Dyhern caught Cavendish by the ear and shook him. “What do you mean by repeating nonsense like that, you young sow’s head? Keep your mouth shut, next time. He is not dead,” he repeated, and had to let go the wincing Cavendish to bend himself double, hands braced on his knees, to get back his air: Dyhern was a big man, and though he had lost a great deal of flesh to grief and to winter, his wind was not so remarkable that he could cheerfully run up the steep hillside to the entry gates.
“Then what has happened?” Temeraire cried.
“The other man,” Dyhern said, “is dead.”
“Oh! That is just as well,” Temeraire said, immensely relieved. “If he were not, I should certainly have killed him; but I am glad Laurence has already done so. Why has he not come back?”

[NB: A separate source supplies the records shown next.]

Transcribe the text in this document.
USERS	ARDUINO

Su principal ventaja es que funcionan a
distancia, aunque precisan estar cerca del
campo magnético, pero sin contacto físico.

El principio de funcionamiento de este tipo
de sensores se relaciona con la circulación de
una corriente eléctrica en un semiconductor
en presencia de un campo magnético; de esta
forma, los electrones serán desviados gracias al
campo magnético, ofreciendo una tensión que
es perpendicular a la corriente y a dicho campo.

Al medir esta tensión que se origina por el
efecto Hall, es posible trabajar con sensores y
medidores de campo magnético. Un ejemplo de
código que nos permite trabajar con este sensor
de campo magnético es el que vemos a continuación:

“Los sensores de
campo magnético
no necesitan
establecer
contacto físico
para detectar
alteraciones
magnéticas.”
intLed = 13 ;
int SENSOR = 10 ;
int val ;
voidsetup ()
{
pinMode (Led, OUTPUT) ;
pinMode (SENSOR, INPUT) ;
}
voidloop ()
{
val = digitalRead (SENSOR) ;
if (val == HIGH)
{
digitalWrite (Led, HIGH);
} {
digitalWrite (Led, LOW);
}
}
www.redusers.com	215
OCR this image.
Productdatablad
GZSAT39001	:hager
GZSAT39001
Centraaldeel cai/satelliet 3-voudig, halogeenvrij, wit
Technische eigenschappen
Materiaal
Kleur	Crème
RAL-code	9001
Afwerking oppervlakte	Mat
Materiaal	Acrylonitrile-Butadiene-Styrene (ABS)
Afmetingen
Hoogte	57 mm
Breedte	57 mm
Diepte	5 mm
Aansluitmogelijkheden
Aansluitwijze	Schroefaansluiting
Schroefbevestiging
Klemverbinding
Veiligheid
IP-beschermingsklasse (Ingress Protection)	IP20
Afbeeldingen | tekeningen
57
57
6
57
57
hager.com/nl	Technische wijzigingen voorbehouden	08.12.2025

“He did not kill his man,” Dyhern said. “Hammond did.”
“What?” Churki said, sitting up sharply. “What has Hammond to do with killing anyone? He is not a soldier!”
Dyhern did not say anything more, waving away the questions as he heaved for breath; then he went to his tent and came out with his harness. “I will tell you all, once we are in the air,” he said. “We are flying west. Von Karlow has given me their direction. Here, be useful now,” he added, to Cavendish, “and get aboard. We may need hands. You there, O’Dea, you will tell the officers where we have gone. Give me your paper, I will write the direction.”